New York City had a different solution for the equity dilemma. Former Mayor Bill de Blasio planned to make algebra available to all students in 8th grade (rather than just some advanced learners). It wasn't required but it was meant to be an option for 100% of students eventually, which sound very equitable. But it didn't close the achievement gap.

Since then, the number of middle schools that offer algebra has risen to about 80 percent from 60 percent. But white and Asian American students still pass state algebra tests at higher rates than their peers.

If you look at the math test scores in New York, you find that there is a wide achievement gap already present in grade 3. Scores are broken into four levels and those in levels 3 and 4 are considered proficient while those in levels 1 and 2 are not proficient. In grade 3, 76% of Asian students, 60% of White students, 44% of Black students and 42% of Hispanic students are proficient. The numbers change over the years but relatively speaking the gap is still pretty similar by grade 8: 68% of Asian students, 48% of White students, 31% of Black students and 32% of Hispanic students are proficient.

In other words, whatever is causing the achievement gap is happening before 3rd grade and 6 years of school (3rd to 8th grade) only makes a small dent in that pattern.

As for what might fix it, I don't know. I do notice that there is a similar and very obvious achievement gap (28 points in 3rd grade) between those who are categorized as economically disadvantaged and those not economically disadvantaged.
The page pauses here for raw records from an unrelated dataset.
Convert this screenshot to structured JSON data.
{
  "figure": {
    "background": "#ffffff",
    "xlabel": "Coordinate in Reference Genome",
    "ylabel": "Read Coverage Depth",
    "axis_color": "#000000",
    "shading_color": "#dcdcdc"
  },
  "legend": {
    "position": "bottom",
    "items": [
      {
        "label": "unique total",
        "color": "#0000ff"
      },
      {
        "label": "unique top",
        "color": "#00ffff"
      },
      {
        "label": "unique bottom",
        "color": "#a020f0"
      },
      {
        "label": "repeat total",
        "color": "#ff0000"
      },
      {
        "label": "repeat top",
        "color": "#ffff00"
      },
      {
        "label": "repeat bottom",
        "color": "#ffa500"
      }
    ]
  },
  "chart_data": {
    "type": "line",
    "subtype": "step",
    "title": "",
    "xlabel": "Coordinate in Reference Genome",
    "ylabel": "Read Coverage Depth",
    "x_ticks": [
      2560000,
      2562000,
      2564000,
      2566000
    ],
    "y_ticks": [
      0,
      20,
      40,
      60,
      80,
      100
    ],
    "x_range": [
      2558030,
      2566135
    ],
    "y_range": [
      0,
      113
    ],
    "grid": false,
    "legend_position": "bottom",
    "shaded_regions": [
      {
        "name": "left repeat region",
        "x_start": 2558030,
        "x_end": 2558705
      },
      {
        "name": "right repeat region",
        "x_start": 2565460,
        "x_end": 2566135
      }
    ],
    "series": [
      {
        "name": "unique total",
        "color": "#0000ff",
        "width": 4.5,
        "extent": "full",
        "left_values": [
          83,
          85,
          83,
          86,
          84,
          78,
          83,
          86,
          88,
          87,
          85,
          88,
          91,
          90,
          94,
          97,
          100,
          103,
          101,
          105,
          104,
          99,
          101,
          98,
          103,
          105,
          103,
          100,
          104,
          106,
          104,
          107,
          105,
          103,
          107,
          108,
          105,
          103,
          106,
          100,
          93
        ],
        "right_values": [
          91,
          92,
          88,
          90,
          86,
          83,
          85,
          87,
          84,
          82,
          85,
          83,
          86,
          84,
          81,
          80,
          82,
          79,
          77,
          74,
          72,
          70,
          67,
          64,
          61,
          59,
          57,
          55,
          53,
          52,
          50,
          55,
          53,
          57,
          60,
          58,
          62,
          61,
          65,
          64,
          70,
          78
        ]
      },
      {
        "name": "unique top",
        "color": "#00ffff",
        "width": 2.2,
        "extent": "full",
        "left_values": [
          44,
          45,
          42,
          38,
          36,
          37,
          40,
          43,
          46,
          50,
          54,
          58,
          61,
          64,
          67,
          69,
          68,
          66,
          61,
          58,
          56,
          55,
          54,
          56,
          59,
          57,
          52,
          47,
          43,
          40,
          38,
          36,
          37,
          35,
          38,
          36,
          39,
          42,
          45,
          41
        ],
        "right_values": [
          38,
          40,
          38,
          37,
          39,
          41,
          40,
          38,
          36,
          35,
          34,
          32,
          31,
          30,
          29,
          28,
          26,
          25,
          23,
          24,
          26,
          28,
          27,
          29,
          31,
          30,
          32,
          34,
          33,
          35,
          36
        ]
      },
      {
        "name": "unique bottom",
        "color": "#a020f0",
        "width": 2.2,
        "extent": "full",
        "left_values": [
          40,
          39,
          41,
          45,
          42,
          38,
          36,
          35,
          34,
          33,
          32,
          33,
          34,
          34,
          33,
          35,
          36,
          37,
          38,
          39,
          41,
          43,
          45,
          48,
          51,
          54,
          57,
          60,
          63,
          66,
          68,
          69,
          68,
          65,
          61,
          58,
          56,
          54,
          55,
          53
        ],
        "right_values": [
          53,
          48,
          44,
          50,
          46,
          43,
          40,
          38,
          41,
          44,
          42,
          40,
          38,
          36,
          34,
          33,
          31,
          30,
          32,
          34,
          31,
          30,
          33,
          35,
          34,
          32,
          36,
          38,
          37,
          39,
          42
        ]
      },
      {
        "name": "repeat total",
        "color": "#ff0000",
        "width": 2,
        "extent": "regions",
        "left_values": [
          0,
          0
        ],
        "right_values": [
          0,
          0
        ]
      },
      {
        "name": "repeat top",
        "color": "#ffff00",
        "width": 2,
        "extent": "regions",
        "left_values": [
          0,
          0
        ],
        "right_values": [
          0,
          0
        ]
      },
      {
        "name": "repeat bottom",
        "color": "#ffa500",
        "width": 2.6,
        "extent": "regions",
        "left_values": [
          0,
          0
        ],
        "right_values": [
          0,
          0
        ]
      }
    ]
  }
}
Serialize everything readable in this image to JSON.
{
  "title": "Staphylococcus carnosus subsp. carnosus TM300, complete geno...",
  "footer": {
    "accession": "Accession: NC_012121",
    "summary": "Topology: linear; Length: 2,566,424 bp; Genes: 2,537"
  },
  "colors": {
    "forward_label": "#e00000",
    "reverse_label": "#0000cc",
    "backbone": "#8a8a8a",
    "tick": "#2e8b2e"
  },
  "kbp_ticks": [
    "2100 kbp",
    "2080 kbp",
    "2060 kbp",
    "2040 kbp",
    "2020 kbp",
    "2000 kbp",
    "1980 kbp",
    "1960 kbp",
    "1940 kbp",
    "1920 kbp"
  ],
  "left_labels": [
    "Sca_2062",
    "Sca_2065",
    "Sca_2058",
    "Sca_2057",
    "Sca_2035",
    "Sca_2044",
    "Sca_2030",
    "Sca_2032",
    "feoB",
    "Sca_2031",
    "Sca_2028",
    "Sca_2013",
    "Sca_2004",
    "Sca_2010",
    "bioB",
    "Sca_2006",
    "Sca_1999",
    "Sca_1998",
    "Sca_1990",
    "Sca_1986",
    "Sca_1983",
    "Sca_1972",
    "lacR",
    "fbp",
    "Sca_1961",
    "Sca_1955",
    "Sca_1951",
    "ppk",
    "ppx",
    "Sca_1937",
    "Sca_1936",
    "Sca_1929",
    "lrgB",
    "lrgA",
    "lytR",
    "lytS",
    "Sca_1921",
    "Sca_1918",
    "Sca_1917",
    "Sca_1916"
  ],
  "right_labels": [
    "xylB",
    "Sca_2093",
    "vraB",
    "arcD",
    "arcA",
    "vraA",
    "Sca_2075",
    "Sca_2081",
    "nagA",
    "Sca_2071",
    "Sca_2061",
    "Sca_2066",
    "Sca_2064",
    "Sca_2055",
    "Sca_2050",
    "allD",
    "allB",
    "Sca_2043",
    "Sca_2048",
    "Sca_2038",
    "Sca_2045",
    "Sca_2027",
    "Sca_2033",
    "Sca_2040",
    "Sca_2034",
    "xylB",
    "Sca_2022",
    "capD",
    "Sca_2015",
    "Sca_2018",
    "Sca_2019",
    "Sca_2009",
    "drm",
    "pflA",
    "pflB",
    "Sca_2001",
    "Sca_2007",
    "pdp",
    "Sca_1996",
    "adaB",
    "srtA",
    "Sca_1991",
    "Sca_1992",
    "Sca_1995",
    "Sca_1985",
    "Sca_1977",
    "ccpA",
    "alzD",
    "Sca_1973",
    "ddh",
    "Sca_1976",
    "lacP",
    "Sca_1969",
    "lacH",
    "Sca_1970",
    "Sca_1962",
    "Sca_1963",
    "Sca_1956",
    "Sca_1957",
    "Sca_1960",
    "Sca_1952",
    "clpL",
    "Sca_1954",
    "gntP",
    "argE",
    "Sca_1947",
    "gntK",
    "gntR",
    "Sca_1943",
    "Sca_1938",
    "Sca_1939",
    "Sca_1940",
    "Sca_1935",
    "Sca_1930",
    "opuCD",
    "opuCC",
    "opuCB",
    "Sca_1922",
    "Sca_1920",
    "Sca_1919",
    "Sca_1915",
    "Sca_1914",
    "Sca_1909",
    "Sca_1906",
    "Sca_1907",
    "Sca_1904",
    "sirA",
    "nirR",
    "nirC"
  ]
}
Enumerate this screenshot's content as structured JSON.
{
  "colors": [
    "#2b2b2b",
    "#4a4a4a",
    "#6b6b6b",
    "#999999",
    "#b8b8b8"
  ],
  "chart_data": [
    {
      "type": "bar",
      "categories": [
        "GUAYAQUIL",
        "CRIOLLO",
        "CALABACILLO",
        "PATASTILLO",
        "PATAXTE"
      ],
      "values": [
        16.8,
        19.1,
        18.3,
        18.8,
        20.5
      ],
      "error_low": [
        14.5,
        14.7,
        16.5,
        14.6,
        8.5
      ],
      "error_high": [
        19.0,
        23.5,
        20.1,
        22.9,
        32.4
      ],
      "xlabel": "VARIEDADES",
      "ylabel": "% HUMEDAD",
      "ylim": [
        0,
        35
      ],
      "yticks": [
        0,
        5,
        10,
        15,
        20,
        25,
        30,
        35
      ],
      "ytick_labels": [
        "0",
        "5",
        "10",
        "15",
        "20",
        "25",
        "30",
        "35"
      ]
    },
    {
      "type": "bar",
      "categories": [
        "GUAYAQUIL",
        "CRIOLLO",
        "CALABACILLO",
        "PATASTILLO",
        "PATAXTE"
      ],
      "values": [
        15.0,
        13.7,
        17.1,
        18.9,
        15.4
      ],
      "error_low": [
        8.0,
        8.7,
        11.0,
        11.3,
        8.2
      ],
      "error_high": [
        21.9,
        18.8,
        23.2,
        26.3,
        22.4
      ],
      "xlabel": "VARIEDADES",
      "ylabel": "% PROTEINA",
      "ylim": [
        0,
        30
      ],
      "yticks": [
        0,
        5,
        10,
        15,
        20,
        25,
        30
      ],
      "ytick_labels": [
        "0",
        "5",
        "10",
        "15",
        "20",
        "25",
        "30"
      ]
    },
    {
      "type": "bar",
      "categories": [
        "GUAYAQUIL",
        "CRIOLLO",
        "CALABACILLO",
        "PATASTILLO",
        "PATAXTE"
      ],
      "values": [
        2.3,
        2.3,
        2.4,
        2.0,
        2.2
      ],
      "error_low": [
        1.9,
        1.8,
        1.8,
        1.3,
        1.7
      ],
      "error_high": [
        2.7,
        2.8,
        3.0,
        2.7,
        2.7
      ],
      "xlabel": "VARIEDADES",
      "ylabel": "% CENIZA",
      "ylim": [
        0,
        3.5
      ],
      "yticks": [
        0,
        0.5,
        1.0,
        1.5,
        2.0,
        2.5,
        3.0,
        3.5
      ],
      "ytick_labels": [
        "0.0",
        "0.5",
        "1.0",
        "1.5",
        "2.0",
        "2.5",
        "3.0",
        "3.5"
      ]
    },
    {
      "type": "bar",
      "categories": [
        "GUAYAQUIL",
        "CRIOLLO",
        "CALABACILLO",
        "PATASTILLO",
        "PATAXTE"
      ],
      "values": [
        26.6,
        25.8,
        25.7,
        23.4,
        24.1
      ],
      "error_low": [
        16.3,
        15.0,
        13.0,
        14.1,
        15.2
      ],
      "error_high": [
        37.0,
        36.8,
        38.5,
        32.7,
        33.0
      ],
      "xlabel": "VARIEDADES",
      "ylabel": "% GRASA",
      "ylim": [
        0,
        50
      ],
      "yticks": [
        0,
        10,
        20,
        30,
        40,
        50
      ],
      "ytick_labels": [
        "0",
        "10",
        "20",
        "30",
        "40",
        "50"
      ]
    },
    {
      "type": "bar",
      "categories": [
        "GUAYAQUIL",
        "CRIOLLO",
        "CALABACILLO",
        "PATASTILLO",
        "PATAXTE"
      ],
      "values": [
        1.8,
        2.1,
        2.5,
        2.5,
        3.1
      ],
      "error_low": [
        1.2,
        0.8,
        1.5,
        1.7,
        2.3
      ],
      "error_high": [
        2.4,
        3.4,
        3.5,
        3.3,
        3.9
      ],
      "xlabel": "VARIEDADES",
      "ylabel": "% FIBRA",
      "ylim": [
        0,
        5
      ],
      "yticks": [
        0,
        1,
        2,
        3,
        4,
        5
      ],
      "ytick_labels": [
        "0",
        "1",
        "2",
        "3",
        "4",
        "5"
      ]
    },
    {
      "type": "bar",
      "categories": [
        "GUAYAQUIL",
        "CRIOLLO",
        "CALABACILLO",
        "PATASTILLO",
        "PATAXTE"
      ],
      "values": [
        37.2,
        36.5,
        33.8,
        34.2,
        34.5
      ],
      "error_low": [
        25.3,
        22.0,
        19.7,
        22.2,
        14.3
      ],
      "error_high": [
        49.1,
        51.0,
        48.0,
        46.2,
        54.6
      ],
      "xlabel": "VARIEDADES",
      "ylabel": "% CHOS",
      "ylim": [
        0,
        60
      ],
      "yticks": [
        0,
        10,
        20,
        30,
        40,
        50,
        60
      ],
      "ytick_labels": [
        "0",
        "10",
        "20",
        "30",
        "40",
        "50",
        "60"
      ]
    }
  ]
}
It's about the same gap found between those in foster care and those not in foster care. Both things suggest to me that poverty and family dysfunction has a lot to do with the achievement gap. Those problems aren't evenly divided by race. Whatever the case, messing with access to algebra was never going to fix this.

Finally, some good comments on this story.

"San Francisco took an opposite approach: If some children could not reach algebra by middle school, no one would be allowed take it."  In the name of equity, can we apply this more broadly?  If all kids can't dunk, no basketball team.

Another one.

This insanity is happening up in Oregon schools too.   We are purposely slowing down advanced students in the name of "equity".

I can't think of a more backwards approach to education.

From a reader in San Jose:

I live in the Bay Area. My public district eliminated the opportunity to take Algebra 1 in middle school - unless families PAID for an after school math club and PAID for an online assessment at the end of 7th grade. And even then, limited opportunities because they didn’t have the funding to hire enough teachers to teach the students that did successfully finish the program. I became so frustrated I pulled my children out of public and into private schools. To where they are now given opportunities to even take Geometry in 8th grade, should they show the aptitude.

Now my money, my time and my support is nearly solely focused on their private schools.  Talk about a failed ridiculous policy intended to narrow the achievement gap - it’s only widened it!!

Stop sacrificing excellence on the altar of equity.